Ces deux lignes jetées sur le papier et qui résument ce film très librement  adapté d’un roman de Philippe Mezescaze (L’impureté d’Irène), ne donnent aucune  idée de la « solarité » de ce premier long métrage qui se déroule à La Rochelle.. Nicolas Giraud dit qu’il fait un cinéma « tactile ». On ne pourrait dire mieux. Avec une grande économie de mots, son film épouse au plus près les vibrations et la sensualité de ses personnages. Cela donne un film magnifique, à « fleur de peau », mais sans aucune impudeur. On a rarement vu le désir filmé avec autant de délicatesse et d’intensité.

RECOMMANDATION: EXCELLENT

 

3 - « Taxi 5 » de Franck Gastambide avec Franck Gastambide, Malik Bentalha, Bernard Farcy, etc…

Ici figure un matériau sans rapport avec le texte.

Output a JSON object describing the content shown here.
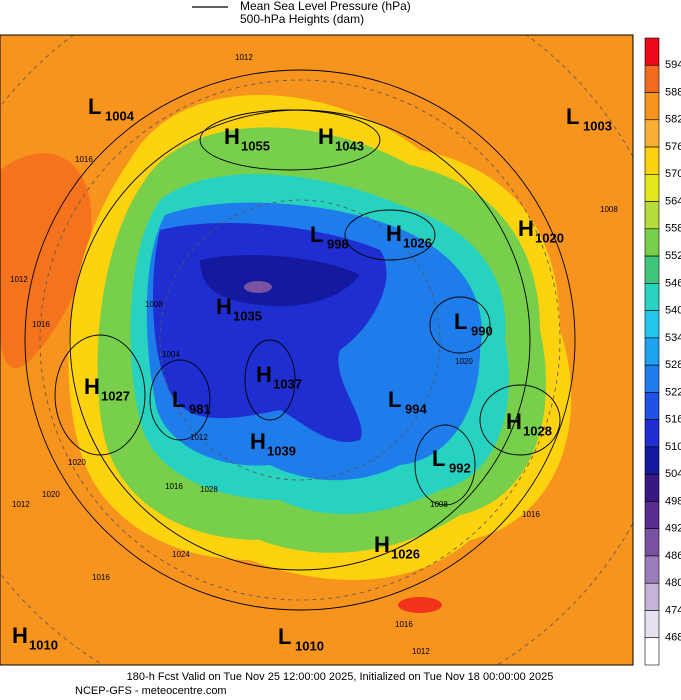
{
  "header": {
    "line1": "Mean Sea Level Pressure (hPa)",
    "line2": "500-hPa Heights (dam)"
  },
  "centers": [
    {
      "type": "L",
      "value": 1004
    },
    {
      "type": "H",
      "value": 1055
    },
    {
      "type": "H",
      "value": 1043
    },
    {
      "type": "L",
      "value": 1003
    },
    {
      "type": "L",
      "value": 998
    },
    {
      "type": "H",
      "value": 1026
    },
    {
      "type": "H",
      "value": 1020
    },
    {
      "type": "H",
      "value": 1035
    },
    {
      "type": "L",
      "value": 990
    },
    {
      "type": "H",
      "value": 1037
    },
    {
      "type": "H",
      "value": 1027
    },
    {
      "type": "L",
      "value": 981
    },
    {
      "type": "L",
      "value": 994
    },
    {
      "type": "H",
      "value": 1028
    },
    {
      "type": "H",
      "value": 1039
    },
    {
      "type": "L",
      "value": 992
    },
    {
      "type": "H",
      "value": 1026
    },
    {
      "type": "H",
      "value": 1010
    },
    {
      "type": "L",
      "value": 1010
    }
  ],
  "isobar_labels": [
    1012,
    1016,
    1012,
    1016,
    1008,
    1004,
    1012,
    1016,
    1020,
    1020,
    1012,
    1028,
    1024,
    1016,
    1012,
    1016,
    1016,
    1008,
    1020,
    1008
  ],
  "colorbar": {
    "levels": [
      594,
      588,
      582,
      576,
      570,
      564,
      558,
      552,
      546,
      540,
      534,
      528,
      522,
      516,
      510,
      504,
      498,
      492,
      486,
      480,
      474,
      468
    ],
    "colors": [
      "#ed0a1a",
      "#f46a1e",
      "#f7941d",
      "#fbb034",
      "#fdd20e",
      "#e4e51b",
      "#b5dc3b",
      "#77cf4c",
      "#3fc67a",
      "#28d2c0",
      "#22c7ef",
      "#1ea4ef",
      "#1f7ceb",
      "#2152e6",
      "#1e2ed0",
      "#15199f",
      "#381984",
      "#582c8e",
      "#7a52a2",
      "#9c7dbb",
      "#c6b3d9",
      "#e7e0ef",
      "#ffffff"
    ]
  },
  "footer": {
    "line1": "180-h Fcst Valid on Tue Nov 25 12:00:00 2025, Initialized on Tue Nov 18 00:00:00 2025",
    "line2": "NCEP-GFS  - meteocentre.com"
  }
}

Vingt ans, mois pour mois, après sa première apparition à l’écran, Taxi reprend du service. Pour ce numéro 5, les compteurs ont été remis à zéro et le moteur du bolide, reboosté… Au générique, exit Samy Nacéri et Frédéric Diefenthal, bonjour Malik Bentalha et Franck Gastambide, qui signe aussi le scénario et  la réalisation de ce nouvel opus.

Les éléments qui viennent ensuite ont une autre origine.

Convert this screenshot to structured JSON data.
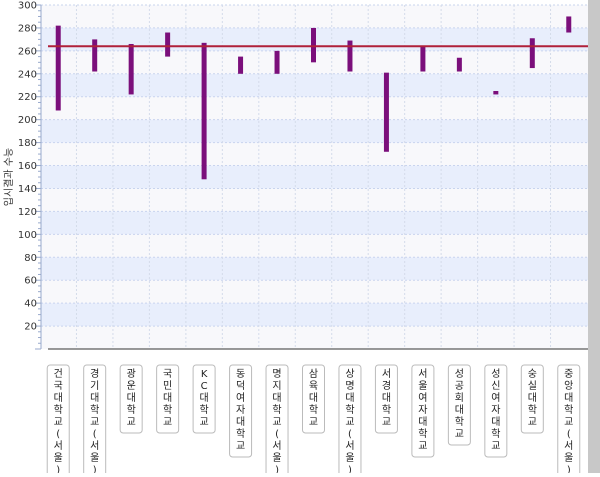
{
  "chart_data": {
    "type": "bar",
    "subtype": "floating-range",
    "ylabel": "입시결과 수능",
    "xlabel": "",
    "ylim": [
      0,
      300
    ],
    "yticks": [
      20,
      40,
      60,
      80,
      100,
      120,
      140,
      160,
      180,
      200,
      220,
      240,
      260,
      280,
      300
    ],
    "grid": true,
    "reference_line": {
      "value": 264,
      "color": "#b0203a"
    },
    "bar_color": "#7b0f7b",
    "categories": [
      "건국대학교(서울)",
      "경기대학교(서울)",
      "광운대학교",
      "국민대학교",
      "KC대학교",
      "동덕여자대학교",
      "명지대학교(서울)",
      "삼육대학교",
      "상명대학교(서울)",
      "서경대학교",
      "서울여자대학교",
      "성공회대학교",
      "성신여자대학교",
      "숭실대학교",
      "중앙대학교(서울)"
    ],
    "ranges": [
      [
        208,
        282
      ],
      [
        242,
        270
      ],
      [
        222,
        266
      ],
      [
        255,
        276
      ],
      [
        148,
        267
      ],
      [
        240,
        255
      ],
      [
        240,
        260
      ],
      [
        250,
        280
      ],
      [
        242,
        269
      ],
      [
        172,
        241
      ],
      [
        242,
        264
      ],
      [
        242,
        254
      ],
      [
        222,
        225
      ],
      [
        245,
        271
      ],
      [
        276,
        290
      ]
    ]
  }
}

Evidemment, tout démarre sur les chapeaux de roue. Sylvain Marot  (Franck Gastambide), un flic parisien hors pair muté à Marseille pour avoir couché avec qui il ne fallait pas, est chargé par le maire de la cité phocéenne d’arrêter un gang d’italiens qui braque les bijouteries et roule en Ferrari. Tombé dans un commissariat de branquignols, Marot va s’associer à un certain Eddy Maklouf, un énergumène aussi irrésistiblement pleutre que maladroit (Malik Bentalha, excellent), mais qui a pour lui d’être le neveu du célèbre Daniel Morales… De gags visuels en répliques hilarantes, ça va pulser… Certes, il y a ça et là quelques lourdeurs, mais le rythme, l’énergie, et l’humour potache de cette saga tous publics les font très vite oublier.

Très réussi, mené à un train d’enfer, ce Taxi 5 pourrait bien remettre sur le circuit un genre disparu des écrans français : celui de la (bonne) comédie d’action.